Enfin, la COP29 a été d’autant plus décevante que l’accent mis sur les négociations du NCGQ a éclipsé d’autres questions cruciales, telles que celles liées à l’atténuation, à l’adaptation, au budget mondial et au genre.
Quelles perspectives s’ouvrent pour la COP 30, prévue dans un an à Belém, au Brésil ?

Au terme d’une COP29 au bilan mitigé, la COP30, prévue en 2025 à Belém, au Brésil, abordera des questions cruciales. Les discussions entamées à Bakou seront approfondies, notamment sur les modalités de financement du NCQG, tandis que des sujets reportés, comme l’adoption du texte sur l’atténuation et le fonds « pertes et dommages », figureront à l’ordre du jour.

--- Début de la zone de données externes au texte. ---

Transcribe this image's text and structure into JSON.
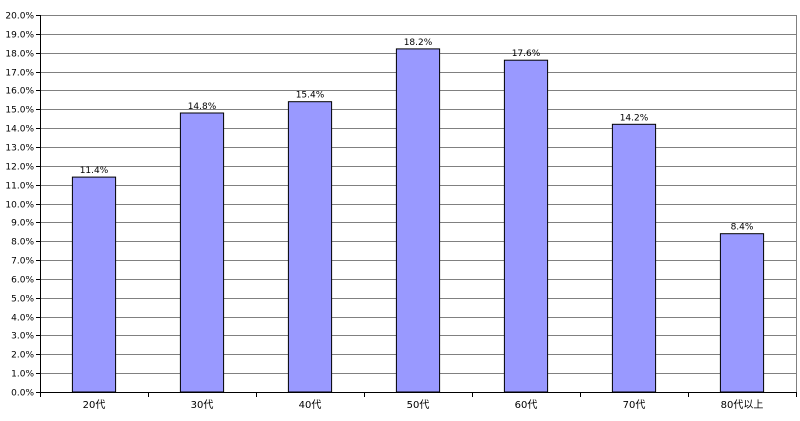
{
  "chart_data": {
    "type": "bar",
    "title": "",
    "xlabel": "",
    "ylabel": "",
    "categories": [
      "20代",
      "30代",
      "40代",
      "50代",
      "60代",
      "70代",
      "80代以上"
    ],
    "values": [
      11.4,
      14.8,
      15.4,
      18.2,
      17.6,
      14.2,
      8.4
    ],
    "data_labels": [
      "11.4%",
      "14.8%",
      "15.4%",
      "18.2%",
      "17.6%",
      "14.2%",
      "8.4%"
    ],
    "ylim": [
      0,
      20
    ],
    "y_ticks": [
      "0.0%",
      "1.0%",
      "2.0%",
      "3.0%",
      "4.0%",
      "5.0%",
      "6.0%",
      "7.0%",
      "8.0%",
      "9.0%",
      "10.0%",
      "11.0%",
      "12.0%",
      "13.0%",
      "14.0%",
      "15.0%",
      "16.0%",
      "17.0%",
      "18.0%",
      "19.0%",
      "20.0%"
    ],
    "grid": true,
    "legend": "none",
    "bar_color": "#9999ff",
    "bar_edge_color": "#000000",
    "grid_color": "#808080"
  }
}
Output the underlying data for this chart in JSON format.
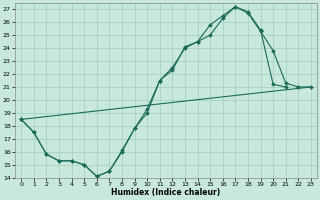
{
  "xlabel": "Humidex (Indice chaleur)",
  "xlim": [
    -0.5,
    23.5
  ],
  "ylim": [
    14,
    27.5
  ],
  "yticks": [
    14,
    15,
    16,
    17,
    18,
    19,
    20,
    21,
    22,
    23,
    24,
    25,
    26,
    27
  ],
  "xticks": [
    0,
    1,
    2,
    3,
    4,
    5,
    6,
    7,
    8,
    9,
    10,
    11,
    12,
    13,
    14,
    15,
    16,
    17,
    18,
    19,
    20,
    21,
    22,
    23
  ],
  "bg_color": "#c8e8dc",
  "line_color": "#1a6b5a",
  "grid_color": "#a0ccbe",
  "lines": [
    {
      "x": [
        0,
        1,
        2,
        3,
        4,
        5,
        6,
        7,
        8,
        9,
        10,
        11,
        12,
        13,
        14,
        15,
        16,
        17,
        18,
        19,
        20,
        21,
        22,
        23
      ],
      "y": [
        18.5,
        17.5,
        15.8,
        15.3,
        15.3,
        15.0,
        14.1,
        14.5,
        16.0,
        17.8,
        19.3,
        21.5,
        22.5,
        24.0,
        24.5,
        25.0,
        26.3,
        27.2,
        26.7,
        25.3,
        23.8,
        21.3,
        21.0,
        21.0
      ],
      "marker": true
    },
    {
      "x": [
        0,
        1,
        2,
        3,
        4,
        5,
        6,
        7,
        8,
        9,
        10,
        11,
        12,
        13,
        14,
        15,
        16,
        17,
        18,
        19,
        20,
        21
      ],
      "y": [
        18.5,
        17.5,
        15.8,
        15.3,
        15.3,
        15.0,
        14.1,
        14.5,
        16.1,
        17.8,
        19.0,
        21.5,
        22.3,
        24.1,
        24.5,
        25.8,
        26.5,
        27.2,
        26.8,
        25.4,
        21.2,
        21.0
      ],
      "marker": true
    },
    {
      "x": [
        0,
        23
      ],
      "y": [
        18.5,
        21.0
      ],
      "marker": false
    }
  ]
}
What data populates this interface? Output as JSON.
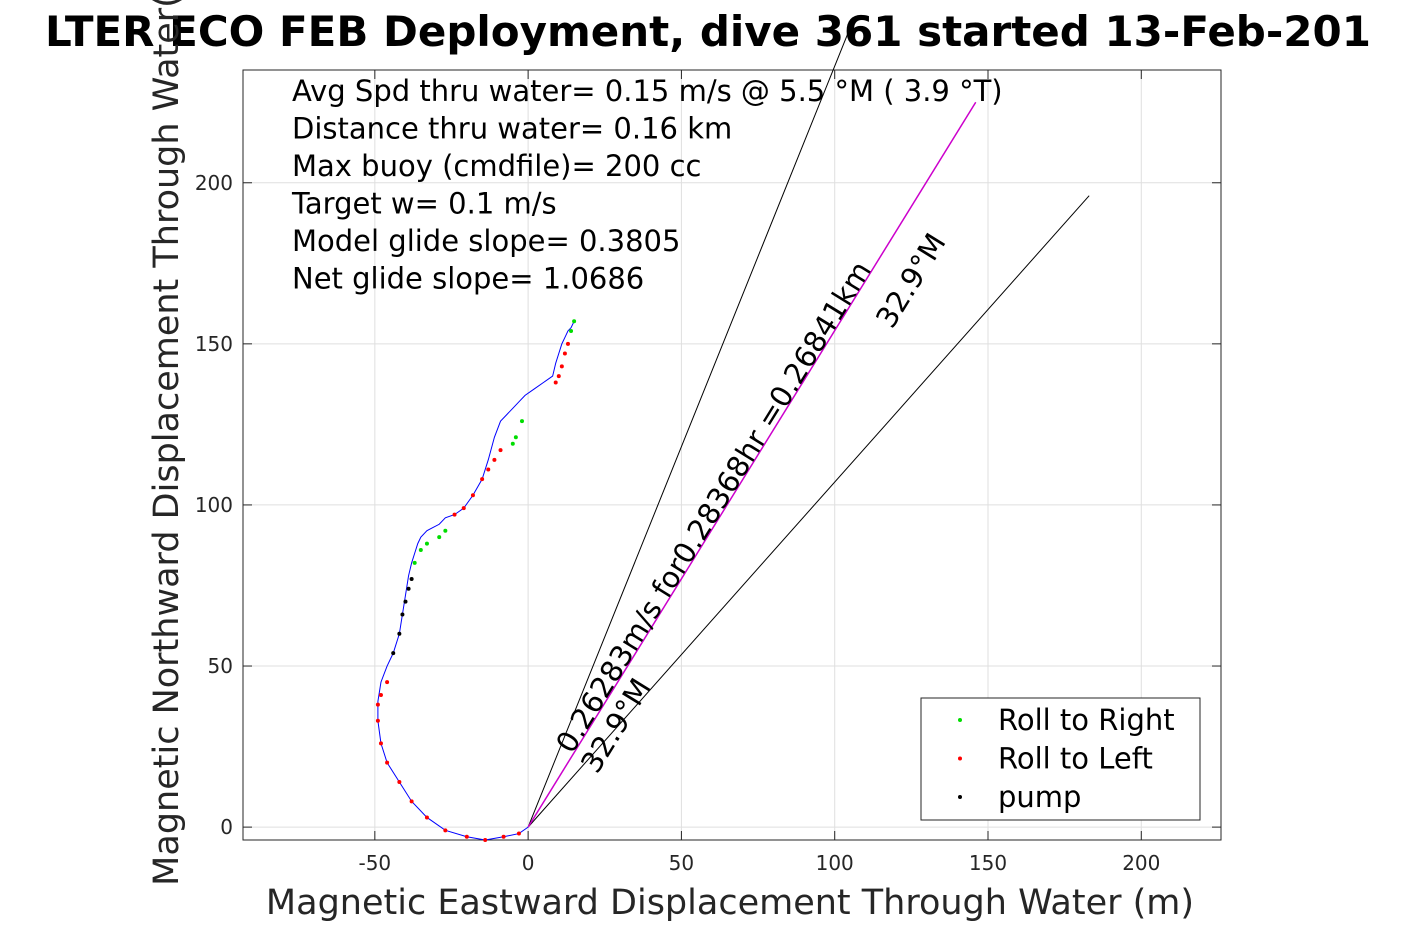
{
  "chart_data": {
    "type": "scatter",
    "title": "LTER ECO FEB Deployment, dive 361 started 13-Feb-201",
    "xlabel": "Magnetic Eastward Displacement Through Water (m)",
    "ylabel": "Magnetic Northward Displacement Through Water(",
    "xlim": [
      -93,
      226
    ],
    "ylim": [
      -4,
      235
    ],
    "xticks": [
      -50,
      0,
      50,
      100,
      150,
      200
    ],
    "xtick_labels": [
      "-50",
      "0",
      "50",
      "100",
      "150",
      "200"
    ],
    "yticks": [
      0,
      50,
      100,
      150,
      200
    ],
    "ytick_labels": [
      "0",
      "50",
      "100",
      "150",
      "200"
    ],
    "grid": true,
    "legend_position": "bottom-right",
    "annotations": {
      "stats": [
        "Avg Spd thru water=  0.15 m/s @   5.5 °M (  3.9 °T)",
        "Distance thru water=  0.16 km",
        "Max buoy (cmdfile)= 200 cc",
        "Target w= 0.1 m/s",
        "Model glide slope= 0.3805",
        "Net glide slope= 1.0686"
      ],
      "current_label": "0.26283m/s for0.28368hr =0.26841km",
      "heading_label_upper": "32.9°M",
      "heading_label_lower": "32.9°M"
    },
    "current_vector": {
      "x": [
        0,
        146
      ],
      "y": [
        0,
        225
      ]
    },
    "cone_lines": [
      {
        "x": [
          0,
          105
        ],
        "y": [
          0,
          248
        ]
      },
      {
        "x": [
          0,
          183
        ],
        "y": [
          0,
          196
        ]
      }
    ],
    "track": {
      "x": [
        0,
        -3,
        -8,
        -14,
        -20,
        -27,
        -33,
        -38,
        -42,
        -46,
        -48,
        -49,
        -49,
        -48,
        -46,
        -44,
        -42,
        -41,
        -40,
        -39,
        -38,
        -37,
        -36,
        -35,
        -33,
        -31,
        -29,
        -27,
        -24,
        -21,
        -18,
        -15,
        -13,
        -11,
        -9,
        -7,
        -5,
        -3,
        -1,
        2,
        5,
        8,
        9,
        10,
        11,
        12,
        13,
        14,
        15
      ],
      "y": [
        0,
        -2,
        -3,
        -4,
        -3,
        -1,
        3,
        8,
        14,
        20,
        26,
        33,
        39,
        45,
        50,
        54,
        60,
        66,
        72,
        78,
        82,
        85,
        88,
        90,
        92,
        93,
        94,
        96,
        97,
        99,
        103,
        108,
        114,
        121,
        126,
        128,
        130,
        132,
        134,
        136,
        138,
        140,
        144,
        147,
        150,
        152,
        154,
        155,
        157
      ]
    },
    "series": [
      {
        "name": "Roll to Right",
        "color": "#00dd00",
        "x": [
          -37,
          -35,
          -33,
          -29,
          -27,
          -5,
          -4,
          -2,
          14,
          15
        ],
        "y": [
          82,
          86,
          88,
          90,
          92,
          119,
          121,
          126,
          154,
          157
        ]
      },
      {
        "name": "Roll to Left",
        "color": "#ff0000",
        "x": [
          -3,
          -8,
          -14,
          -20,
          -27,
          -33,
          -38,
          -42,
          -46,
          -48,
          -49,
          -49,
          -48,
          -46,
          -24,
          -21,
          -18,
          -15,
          -13,
          -11,
          -9,
          9,
          10,
          11,
          12,
          13
        ],
        "y": [
          -2,
          -3,
          -4,
          -3,
          -1,
          3,
          8,
          14,
          20,
          26,
          33,
          38,
          41,
          45,
          97,
          99,
          103,
          108,
          111,
          114,
          117,
          138,
          140,
          143,
          147,
          150
        ]
      },
      {
        "name": "pump",
        "color": "#000000",
        "x": [
          -44,
          -42,
          -41,
          -40,
          -39,
          -38
        ],
        "y": [
          54,
          60,
          66,
          70,
          74,
          77
        ]
      }
    ]
  }
}
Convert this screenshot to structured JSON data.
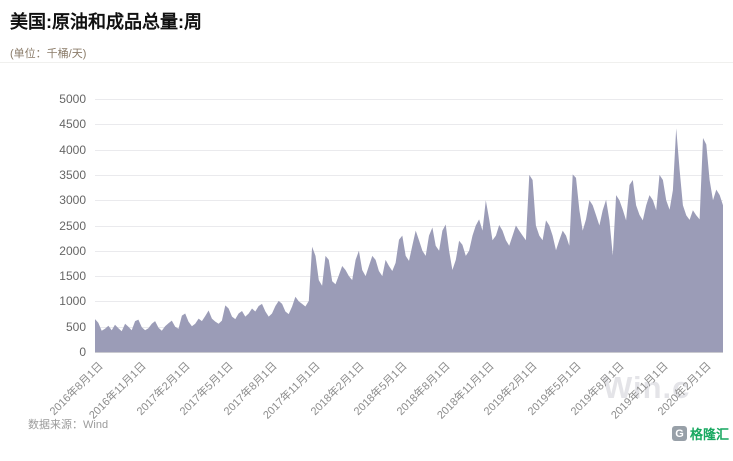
{
  "header": {
    "title": "美国:原油和成品总量:周",
    "unit": "(单位：千桶/天)"
  },
  "footer": {
    "source": "数据来源：Wind",
    "background_watermark": "Win.c",
    "logo_letter": "G",
    "logo_text": "格隆汇"
  },
  "colors": {
    "area": "#9b9cb7",
    "grid": "#eaeaed",
    "axis": "#c9c9cf",
    "logo_green": "#18a860"
  },
  "chart_data": {
    "type": "area",
    "title": "美国:原油和成品总量:周",
    "ylabel": "千桶/天",
    "ylim": [
      0,
      5000
    ],
    "grid": true,
    "y_ticks": [
      "5000",
      "4500",
      "4000",
      "3500",
      "3000",
      "2500",
      "2000",
      "1500",
      "1000",
      "500",
      "0"
    ],
    "x_tick_labels": [
      "2016年8月1日",
      "2016年11月1日",
      "2017年2月1日",
      "2017年5月1日",
      "2017年8月1日",
      "2017年11月1日",
      "2018年2月1日",
      "2018年5月1日",
      "2018年8月1日",
      "2018年11月1日",
      "2019年2月1日",
      "2019年5月1日",
      "2019年8月1日",
      "2019年11月1日",
      "2020年2月1日"
    ],
    "x_tick_interval_weeks": 13,
    "x_start": "2016-08-01",
    "x_step": "weekly",
    "values": [
      650,
      580,
      420,
      460,
      520,
      430,
      540,
      470,
      410,
      560,
      500,
      430,
      610,
      640,
      490,
      430,
      470,
      560,
      610,
      480,
      420,
      510,
      570,
      620,
      500,
      460,
      720,
      760,
      600,
      510,
      560,
      660,
      610,
      710,
      820,
      660,
      600,
      560,
      620,
      920,
      860,
      700,
      650,
      760,
      810,
      700,
      760,
      860,
      800,
      910,
      950,
      800,
      700,
      760,
      910,
      1010,
      950,
      800,
      750,
      900,
      1090,
      1000,
      950,
      900,
      1010,
      2080,
      1900,
      1420,
      1310,
      1900,
      1820,
      1400,
      1340,
      1520,
      1700,
      1620,
      1500,
      1420,
      1820,
      2000,
      1620,
      1500,
      1700,
      1900,
      1820,
      1600,
      1500,
      1820,
      1700,
      1600,
      1760,
      2220,
      2300,
      1900,
      1800,
      2100,
      2400,
      2210,
      2000,
      1900,
      2300,
      2460,
      2100,
      2000,
      2400,
      2520,
      2000,
      1620,
      1820,
      2200,
      2120,
      1900,
      2000,
      2300,
      2500,
      2620,
      2400,
      3000,
      2620,
      2210,
      2300,
      2510,
      2400,
      2210,
      2100,
      2300,
      2500,
      2400,
      2300,
      2210,
      3500,
      3400,
      2500,
      2300,
      2210,
      2600,
      2500,
      2300,
      2010,
      2210,
      2400,
      2300,
      2100,
      3510,
      3440,
      2800,
      2400,
      2620,
      3000,
      2900,
      2700,
      2500,
      2800,
      3010,
      2600,
      1910,
      3100,
      3000,
      2810,
      2600,
      3300,
      3400,
      2900,
      2710,
      2600,
      2900,
      3100,
      3000,
      2800,
      3500,
      3400,
      3000,
      2810,
      3200,
      4420,
      3600,
      2900,
      2700,
      2610,
      2800,
      2700,
      2620,
      4230,
      4100,
      3400,
      3000,
      3210,
      3100,
      2900
    ]
  }
}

En vertu de l’Accord de Paris, les États devront mettre à jour leurs contributions déterminées au niveau national (CDN) avant février 2025. Cette date coïncide avec le dixième anniversaire de l’Accord de Paris, marquant un nouveau cycle d’ambition climatique. Certains pays ont déjà dévoilé leurs CDN, comme le Royaume-Uni, le Brésil ou les Émirats arabes unis, mettant ainsi en lumière certaines disparités. Le Royaume-Uni a revu à la hausse ses engagements et s’est engagé à réduire ses émissions de gaz à effet de serre d’« au moins 81 % » d’ici 2035, un engagement salué pour ses objectifs ambitieux. Le Brésil a également augmenté son objectif de réduction des gaz à effet de serre de 59% à 67% d’ici 2035. Enfin, les Émirats arabes unis visent une réduction de 47% d’ici 2035, ce qui est jugé insuffisant pour atteindre les objectifs de l’accord de Paris par l’Action Climat. Localisateur.

La COP30 mettra également en lumière des questions restées secondaires lors de la COP29, comme la déforestation, question particulièrement symbolique dans le contexte amazonien qui accueillera les négociations. Face aux critiques et à la déception suscitées par la précédente édition, le Brésil a annoncé son ambition de faire de cette conférence un véritable tournant. Marina Silva, ministre de l’Environnement, a qualifié la COP30 de « COP des COP ».